CC: It’s tough to write too.

GP: In Female Furies #2, you had this big character beat where Big Barda is a victim blamer. Why did you decide to make her a victim blamer?

CC: Because I think what happens sometimes is that it’s so impossible for people to believe that something has happened. I think that it’s human tendency to keep the status quo because if you actually awaken to what’s really happening, too many things have to change, and it’s very difficult. Your whole world has to change. Not just society, but your whole personal world.

I think it’s easier for people, and Barda falls victim to that because it’s quite common. You look at women who are raped or domestically abused, or men. They’re usually blamed for what happened. It’s a cycle. I wanted to mirror that to make us look at ourselves, and how we deal with people when they’re telling us the truth. That’s why there’s that thing, “Believe women.” When someone tells you something has happened, it costs them so much to speak. We still have that lesson to learn over and over.

GP: Especially in issue 2, the visuals of the sexual assaults are very explicit. How do you do these kind of scenes without being overly gratuitous like some previous comics put out about this topic?

CC: I have to give a shout out to Adriana Melo. I think that Adriana does such an amazing job of handling those brutal moments with a tenderness and a care toward what’s happening to the characters. I think a lot of that has to do with our collaboration and her masterful way of doing that. I think that’s one of the hard things. Nothing that I or Adriana put in there is gratuitous. I’m not doing it willy nilly. It’s not to be titillating in any way. It’s to talk about harsh circumstances.

Also, they’re all terrible people. They’re villains. Even the people being abused are terrible people. It’s tough to write. It’s not an easy thing.

GP: Granny Goodness is the first protagonist you focus on in Female Furies. In previous stories, she’s been this caricature of evil like when Ed Asner voiced her in the DC cartoons. How do you make her sympathetic?

CC: The Female Furies have always been a part of Kirby’s Fourth World, and they’ve been on the fringe or on the side. You know that they’re all complex. When you take a sliver of the story, and you say, “I’m gonna tell this story of an awakening.” Then, you have more time to explore of how people got there.

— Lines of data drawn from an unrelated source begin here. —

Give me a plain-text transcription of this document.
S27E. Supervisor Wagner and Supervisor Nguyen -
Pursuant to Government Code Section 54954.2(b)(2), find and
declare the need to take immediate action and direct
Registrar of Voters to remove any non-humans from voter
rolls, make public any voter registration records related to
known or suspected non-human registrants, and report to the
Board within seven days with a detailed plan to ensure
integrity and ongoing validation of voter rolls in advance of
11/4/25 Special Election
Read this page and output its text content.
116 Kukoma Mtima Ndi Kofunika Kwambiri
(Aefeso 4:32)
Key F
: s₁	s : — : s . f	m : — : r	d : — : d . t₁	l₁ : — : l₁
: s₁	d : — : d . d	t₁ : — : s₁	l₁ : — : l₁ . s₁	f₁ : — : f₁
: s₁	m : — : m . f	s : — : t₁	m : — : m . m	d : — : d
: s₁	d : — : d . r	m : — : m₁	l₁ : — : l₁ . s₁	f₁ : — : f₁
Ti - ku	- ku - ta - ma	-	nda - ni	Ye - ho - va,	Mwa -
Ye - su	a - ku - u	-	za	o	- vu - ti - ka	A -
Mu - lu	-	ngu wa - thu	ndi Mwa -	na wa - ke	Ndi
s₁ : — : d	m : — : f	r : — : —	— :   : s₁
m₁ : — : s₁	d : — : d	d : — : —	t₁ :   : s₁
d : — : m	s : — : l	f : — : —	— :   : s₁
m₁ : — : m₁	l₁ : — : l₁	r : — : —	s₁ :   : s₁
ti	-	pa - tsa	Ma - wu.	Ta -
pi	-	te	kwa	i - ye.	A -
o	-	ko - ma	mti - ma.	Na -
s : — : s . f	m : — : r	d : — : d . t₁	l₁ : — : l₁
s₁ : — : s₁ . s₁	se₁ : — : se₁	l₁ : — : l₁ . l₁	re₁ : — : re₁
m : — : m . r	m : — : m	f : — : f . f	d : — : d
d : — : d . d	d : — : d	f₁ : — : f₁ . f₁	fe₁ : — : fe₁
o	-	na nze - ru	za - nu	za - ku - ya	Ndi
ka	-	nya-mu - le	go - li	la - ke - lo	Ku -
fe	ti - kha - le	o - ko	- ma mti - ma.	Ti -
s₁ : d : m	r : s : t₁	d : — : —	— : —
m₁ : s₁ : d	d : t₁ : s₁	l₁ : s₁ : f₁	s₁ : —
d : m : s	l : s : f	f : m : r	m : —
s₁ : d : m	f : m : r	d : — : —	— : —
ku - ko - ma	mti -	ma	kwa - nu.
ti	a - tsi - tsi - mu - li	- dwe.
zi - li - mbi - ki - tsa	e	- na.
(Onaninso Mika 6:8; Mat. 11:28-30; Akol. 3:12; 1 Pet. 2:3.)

I think that you can’t have someone like Granny Goodness without knowing that she came from somewhere. The way that she is is because she learned she had to be like that. I was really interested in figuring out how to crack that. Who is she, and how did she become such a terrible person?

GP: Your take on Darkseid is so unique. I’m used to him being a total nihilist. How do you make him go from being all about “Anti-Life” to a sexual assaulting CEO?

CC: First of all, I think that a lot of men in power express their power in many different ways, and to me, that seemed very natural. It also seemed to me that he would have a very particular relationship with Granny because she is the only woman. I think that he know that she’s probably just as powerful if not more powerful than he is. He needs to keep her under his thumb.

I looked to the history of man and womankind and sort of plucked from there. I think it’s obvious that Darkseid would have those kind of power moves.

GP: It reminds me a lot of Zeus in Greek mythology.

CC: Absolutely. You wouldn’t be like “Zeus doesn’t do it”. He did it a million ways. That’s also how he kept power. I think that Darkseid is a very smart man, and he knows how to manipulate people.


Female Furies #3 goes on sale, April 3, 2019.